Previously, I asked some questions about surrogate models in Pymc3. I was relatively new at the time and so I think I was trying to run before I could walk. I’ve been able to return to the problem more recently and I have a couple of further questions.
I’m going to present my problem below in as general a way as I can put it and then see if anyone has any suggestions. I hope my notation will be understandable.
Say I have some function f(\theta) which is very expensive to evaluate where \theta is a vector of parameters about which I have some uncertainty. The output of f is a vector of values y^*. Which are likely correlated with each other for a given set of parameters \theta. I have some test data, y, which is a vector which corresponds with the outputs of the function f. This test data has some uncertainty associated with it due to measurement error.
I have evaluated f at N different combinations of \theta (say on the order of 10-100 times as many function evaluations as different \theta s) and would like to use my model samples to construct a surrogate model which I can then use to update my uncertainties on my \theta s given my test data y since I can’t sample f directly.
I can see two approaches:
- Estimate the joint PDF of the N samples of f and then sample from this joint PDF where my likelyhood is formed from the sample from my PDF being the mean, my observations are my test data y, and the noise is the noise associated with those observations.
- Form a surrogate model which maps from my parameters \theta to y^* and form my likelyhood using my surrogate’s estimation of y^* as the mean.
I’ve used the first approach to some success but didn’t know how to construct a joint PDF from a collection of samples so I had to assume they were uncorrelated which is a bad assumption. Is it possible to estimate a joint PDF from samples in pymc?

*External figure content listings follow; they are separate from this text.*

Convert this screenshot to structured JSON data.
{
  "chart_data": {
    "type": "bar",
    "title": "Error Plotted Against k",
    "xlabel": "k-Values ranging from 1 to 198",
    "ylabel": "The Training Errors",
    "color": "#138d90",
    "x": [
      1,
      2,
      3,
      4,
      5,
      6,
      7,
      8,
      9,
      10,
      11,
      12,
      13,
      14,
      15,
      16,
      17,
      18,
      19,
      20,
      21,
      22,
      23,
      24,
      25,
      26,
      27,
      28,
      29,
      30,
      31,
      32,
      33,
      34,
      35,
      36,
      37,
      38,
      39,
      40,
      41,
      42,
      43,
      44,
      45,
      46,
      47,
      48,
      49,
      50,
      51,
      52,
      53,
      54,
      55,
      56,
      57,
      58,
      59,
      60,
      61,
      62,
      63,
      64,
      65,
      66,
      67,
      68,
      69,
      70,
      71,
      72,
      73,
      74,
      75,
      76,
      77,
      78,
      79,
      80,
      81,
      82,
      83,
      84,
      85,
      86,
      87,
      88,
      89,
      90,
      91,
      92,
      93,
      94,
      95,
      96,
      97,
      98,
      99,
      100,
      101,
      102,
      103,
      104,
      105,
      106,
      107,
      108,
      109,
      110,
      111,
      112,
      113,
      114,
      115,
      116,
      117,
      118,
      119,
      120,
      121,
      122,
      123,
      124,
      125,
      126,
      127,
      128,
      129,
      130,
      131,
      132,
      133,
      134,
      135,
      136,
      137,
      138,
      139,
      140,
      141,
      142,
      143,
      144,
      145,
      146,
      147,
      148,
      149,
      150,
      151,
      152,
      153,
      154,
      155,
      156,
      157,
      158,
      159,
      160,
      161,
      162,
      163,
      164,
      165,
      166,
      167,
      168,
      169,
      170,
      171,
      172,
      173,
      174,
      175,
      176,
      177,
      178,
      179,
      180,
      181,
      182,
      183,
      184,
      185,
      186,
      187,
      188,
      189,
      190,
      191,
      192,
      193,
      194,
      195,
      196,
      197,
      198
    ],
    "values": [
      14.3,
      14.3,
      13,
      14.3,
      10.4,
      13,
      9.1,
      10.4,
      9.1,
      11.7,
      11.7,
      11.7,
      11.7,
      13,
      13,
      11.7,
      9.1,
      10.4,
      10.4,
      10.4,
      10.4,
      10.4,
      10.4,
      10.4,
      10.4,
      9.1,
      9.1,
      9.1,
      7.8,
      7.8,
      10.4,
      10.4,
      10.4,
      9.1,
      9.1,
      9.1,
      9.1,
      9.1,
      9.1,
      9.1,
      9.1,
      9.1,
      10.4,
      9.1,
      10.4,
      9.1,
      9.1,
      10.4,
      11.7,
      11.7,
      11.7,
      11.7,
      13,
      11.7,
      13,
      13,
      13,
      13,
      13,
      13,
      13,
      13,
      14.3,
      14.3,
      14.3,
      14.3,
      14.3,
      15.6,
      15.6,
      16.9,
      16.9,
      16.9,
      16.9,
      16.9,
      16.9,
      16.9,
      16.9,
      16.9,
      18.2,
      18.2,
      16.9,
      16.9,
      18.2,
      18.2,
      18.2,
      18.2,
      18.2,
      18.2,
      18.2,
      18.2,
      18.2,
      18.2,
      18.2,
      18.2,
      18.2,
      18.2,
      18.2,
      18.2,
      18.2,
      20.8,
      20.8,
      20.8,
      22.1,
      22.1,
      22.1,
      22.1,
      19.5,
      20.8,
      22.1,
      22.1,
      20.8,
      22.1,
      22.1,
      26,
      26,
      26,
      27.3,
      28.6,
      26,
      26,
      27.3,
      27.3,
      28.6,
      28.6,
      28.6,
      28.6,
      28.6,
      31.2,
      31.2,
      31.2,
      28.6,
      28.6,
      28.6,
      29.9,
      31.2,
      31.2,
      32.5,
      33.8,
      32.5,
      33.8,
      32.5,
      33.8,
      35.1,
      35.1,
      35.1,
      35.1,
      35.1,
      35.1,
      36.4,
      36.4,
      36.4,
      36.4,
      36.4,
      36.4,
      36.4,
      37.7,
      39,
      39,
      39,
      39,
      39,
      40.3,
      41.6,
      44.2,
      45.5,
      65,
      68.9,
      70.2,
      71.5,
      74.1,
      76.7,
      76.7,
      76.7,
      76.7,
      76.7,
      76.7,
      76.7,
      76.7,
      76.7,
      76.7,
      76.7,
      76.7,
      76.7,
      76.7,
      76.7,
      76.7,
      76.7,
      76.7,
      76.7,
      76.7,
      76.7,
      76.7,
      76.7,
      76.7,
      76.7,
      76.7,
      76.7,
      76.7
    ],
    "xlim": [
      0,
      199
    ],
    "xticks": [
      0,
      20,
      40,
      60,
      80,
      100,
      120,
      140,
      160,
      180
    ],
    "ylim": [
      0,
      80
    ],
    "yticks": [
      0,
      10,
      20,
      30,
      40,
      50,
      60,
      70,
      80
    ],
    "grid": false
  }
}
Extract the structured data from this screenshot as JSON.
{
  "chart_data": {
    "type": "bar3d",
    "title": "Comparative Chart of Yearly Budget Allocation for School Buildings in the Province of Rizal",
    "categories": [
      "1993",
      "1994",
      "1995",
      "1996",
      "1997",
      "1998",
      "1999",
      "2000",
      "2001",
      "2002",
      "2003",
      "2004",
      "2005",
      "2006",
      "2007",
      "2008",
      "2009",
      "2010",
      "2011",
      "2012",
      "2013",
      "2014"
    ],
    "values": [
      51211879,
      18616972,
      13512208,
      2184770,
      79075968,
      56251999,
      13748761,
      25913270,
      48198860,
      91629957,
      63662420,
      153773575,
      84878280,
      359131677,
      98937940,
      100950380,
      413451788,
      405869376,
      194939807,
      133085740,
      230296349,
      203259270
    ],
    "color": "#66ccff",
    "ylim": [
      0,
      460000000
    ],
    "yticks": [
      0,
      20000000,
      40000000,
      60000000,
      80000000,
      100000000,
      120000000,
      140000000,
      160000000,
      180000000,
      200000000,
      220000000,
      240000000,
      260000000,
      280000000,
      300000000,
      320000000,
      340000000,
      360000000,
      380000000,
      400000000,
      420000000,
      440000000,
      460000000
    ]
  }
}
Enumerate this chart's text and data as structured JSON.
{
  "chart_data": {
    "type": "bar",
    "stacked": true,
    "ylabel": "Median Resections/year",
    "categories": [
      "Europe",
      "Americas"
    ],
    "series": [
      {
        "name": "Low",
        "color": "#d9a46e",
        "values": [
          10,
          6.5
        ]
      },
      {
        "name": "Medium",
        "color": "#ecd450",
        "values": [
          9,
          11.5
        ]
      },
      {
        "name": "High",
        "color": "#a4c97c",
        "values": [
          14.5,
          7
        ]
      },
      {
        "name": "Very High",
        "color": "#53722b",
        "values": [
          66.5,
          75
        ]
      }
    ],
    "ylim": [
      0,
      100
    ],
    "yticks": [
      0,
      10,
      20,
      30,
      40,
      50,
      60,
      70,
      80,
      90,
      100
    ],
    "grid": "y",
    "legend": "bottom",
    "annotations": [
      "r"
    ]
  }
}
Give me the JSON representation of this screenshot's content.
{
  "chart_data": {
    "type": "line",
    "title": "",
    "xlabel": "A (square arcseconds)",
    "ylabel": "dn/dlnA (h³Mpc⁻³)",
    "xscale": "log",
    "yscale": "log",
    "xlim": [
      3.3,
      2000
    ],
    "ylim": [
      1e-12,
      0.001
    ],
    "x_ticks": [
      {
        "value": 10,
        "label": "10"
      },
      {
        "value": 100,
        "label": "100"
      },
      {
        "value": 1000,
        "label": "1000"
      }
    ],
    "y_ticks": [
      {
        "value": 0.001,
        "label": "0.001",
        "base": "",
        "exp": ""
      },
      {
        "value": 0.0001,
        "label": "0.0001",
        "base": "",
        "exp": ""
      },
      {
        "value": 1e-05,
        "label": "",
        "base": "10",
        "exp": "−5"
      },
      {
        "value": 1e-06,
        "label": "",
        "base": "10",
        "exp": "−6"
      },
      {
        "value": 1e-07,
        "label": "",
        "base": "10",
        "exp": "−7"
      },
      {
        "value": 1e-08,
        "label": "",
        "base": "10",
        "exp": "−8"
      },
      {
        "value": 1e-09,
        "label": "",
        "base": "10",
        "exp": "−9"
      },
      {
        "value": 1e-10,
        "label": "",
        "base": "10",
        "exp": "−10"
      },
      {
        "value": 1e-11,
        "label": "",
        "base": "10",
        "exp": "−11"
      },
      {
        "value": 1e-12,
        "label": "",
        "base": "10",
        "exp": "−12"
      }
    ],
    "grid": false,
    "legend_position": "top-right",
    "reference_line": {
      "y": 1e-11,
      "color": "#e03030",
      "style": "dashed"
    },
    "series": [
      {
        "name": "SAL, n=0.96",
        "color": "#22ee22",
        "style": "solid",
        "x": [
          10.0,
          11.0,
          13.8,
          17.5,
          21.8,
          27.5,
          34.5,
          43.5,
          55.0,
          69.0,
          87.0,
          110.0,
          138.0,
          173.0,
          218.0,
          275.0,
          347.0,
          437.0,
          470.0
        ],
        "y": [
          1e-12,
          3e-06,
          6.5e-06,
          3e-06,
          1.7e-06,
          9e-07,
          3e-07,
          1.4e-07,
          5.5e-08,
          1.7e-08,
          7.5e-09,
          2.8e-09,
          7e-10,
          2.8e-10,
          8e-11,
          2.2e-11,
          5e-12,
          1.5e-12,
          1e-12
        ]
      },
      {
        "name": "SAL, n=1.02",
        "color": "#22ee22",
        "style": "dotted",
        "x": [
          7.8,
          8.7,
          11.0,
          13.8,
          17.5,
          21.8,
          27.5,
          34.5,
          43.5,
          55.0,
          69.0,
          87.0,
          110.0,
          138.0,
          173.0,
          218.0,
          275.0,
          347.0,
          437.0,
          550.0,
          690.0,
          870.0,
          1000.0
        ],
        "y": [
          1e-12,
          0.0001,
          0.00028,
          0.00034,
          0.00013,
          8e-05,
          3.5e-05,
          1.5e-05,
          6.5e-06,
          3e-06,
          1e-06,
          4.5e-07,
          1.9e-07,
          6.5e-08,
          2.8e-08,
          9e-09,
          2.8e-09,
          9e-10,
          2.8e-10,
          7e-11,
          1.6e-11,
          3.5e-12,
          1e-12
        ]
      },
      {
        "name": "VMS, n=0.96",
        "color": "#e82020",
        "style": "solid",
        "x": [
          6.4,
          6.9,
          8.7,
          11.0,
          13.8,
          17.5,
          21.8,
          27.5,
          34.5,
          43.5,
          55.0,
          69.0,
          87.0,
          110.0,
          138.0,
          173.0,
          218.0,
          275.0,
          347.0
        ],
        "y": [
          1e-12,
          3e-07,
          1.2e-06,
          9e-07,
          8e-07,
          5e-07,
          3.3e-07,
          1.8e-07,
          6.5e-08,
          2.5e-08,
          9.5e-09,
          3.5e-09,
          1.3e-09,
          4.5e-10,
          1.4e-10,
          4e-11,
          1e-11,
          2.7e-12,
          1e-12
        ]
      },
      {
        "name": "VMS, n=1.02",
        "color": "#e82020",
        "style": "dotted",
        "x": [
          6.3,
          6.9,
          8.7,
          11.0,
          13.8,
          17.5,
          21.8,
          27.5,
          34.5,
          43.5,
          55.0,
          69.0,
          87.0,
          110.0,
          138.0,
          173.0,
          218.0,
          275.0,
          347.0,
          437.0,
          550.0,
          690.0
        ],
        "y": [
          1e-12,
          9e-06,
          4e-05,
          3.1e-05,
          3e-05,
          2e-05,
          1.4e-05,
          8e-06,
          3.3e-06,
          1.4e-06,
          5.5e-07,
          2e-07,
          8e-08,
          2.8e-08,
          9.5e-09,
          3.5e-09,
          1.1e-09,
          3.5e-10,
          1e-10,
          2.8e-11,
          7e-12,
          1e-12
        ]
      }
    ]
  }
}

For the second approach, I would want to calibrate the gaussian process (probably using ADVI) in one model and then sample from the surrogates in another model. Does this make sense or should I calibrate and sample all at once? Are there any examples out there were a previously calibrated GP is being sampled from in another model?
I hope my questions are clear.
After thinking about it some more, it seems like option 2 is the better choice. N is on the order of 100 for most situations which would be far less than what would be required to accurately estimate the joint distribution if I could figure out how to interpolate it.
I would, at some point, like to use an interpolation of the posterior as a prior distribution. In this example (Updating priors) the Interpolated class is used to create a new prior distribution. Is this a joint distribution or does Interpolated only produce a marginal distribution from the trace?
Since Interpolated is only univariate I suppose it could only be the marginal. Would extending the functionality to the multivariate case be too difficult?
Not sure I follow exactly, but what you describe in #2 sounds perfectly possible. Do you maybe have an example that’s not quite working yet?
I agree that option 2 is much more straight forward. I actually talked with @junpenglao about doing that in this thread: multidimensional gaussian process. I had misremembered the advice that I had received in that conversation and saw my mistake after asking…
I am anticipating that I will want to do some kind of multivariate interpolation in the future. That’s why I asked my follow-up question.
Oh I see. A multivariate interpolation of a PDF is sort of outside the scope of PyMC3 I think. Instead explicitly taking the posterior and using it as the next models prior, it is equivalent to just model both things simultaneously.
@bwengals I think having the capability to sample from a posterior trace as a prior would be useful though. Sometimes new data is obtained and it would be nice just to update a model, not refit.
Basically this: Feeding Posterior back in as Prior (updating a model) except including the interactions between variables which I think the approach as implemented in the simple example in the included link doesn’t do?
No it doesn’t look like it does. The mean field approximation is only the first moment, and the fullrank approximation is first and second moment. I think it would be difficult to do this properly for a nontrivial scenario, as exactly how the bias you’d incur from a suboptimal interpolation of the posterior-now-prior distribution affects the new posterior would be tough to quantify. This prior/posterior updating works nicely for conjugate distributions, but is certainly tougher using MCMC samples.
If the posterior of your first model is just one of the prior distributions of the second, and youre not just updating your entire model given new data, you could maybe set up a Gibbs sampling scheme where one step is drawing from your old posterior.
Interesting, I will have to look into that.
In my use case sometimes all of the information is not available in one dataset but may require several which become available over a significant passage of real-world time (weeks/months/years). In addition, fitting all of the datasets simultaneously may be computationally prohibitive given the size. If I could store a trace after fitting my model to one set and then use the results of the trace to update my prior distributions when I have new data that would be ideal.
Does that make sense? I don’t want to let my preconceived notion of what a good solution is to blind me to the actual best way forward.
It could make sense, depends on the scenario. I feel like it’s too hard to say without knowing specifics of your problem.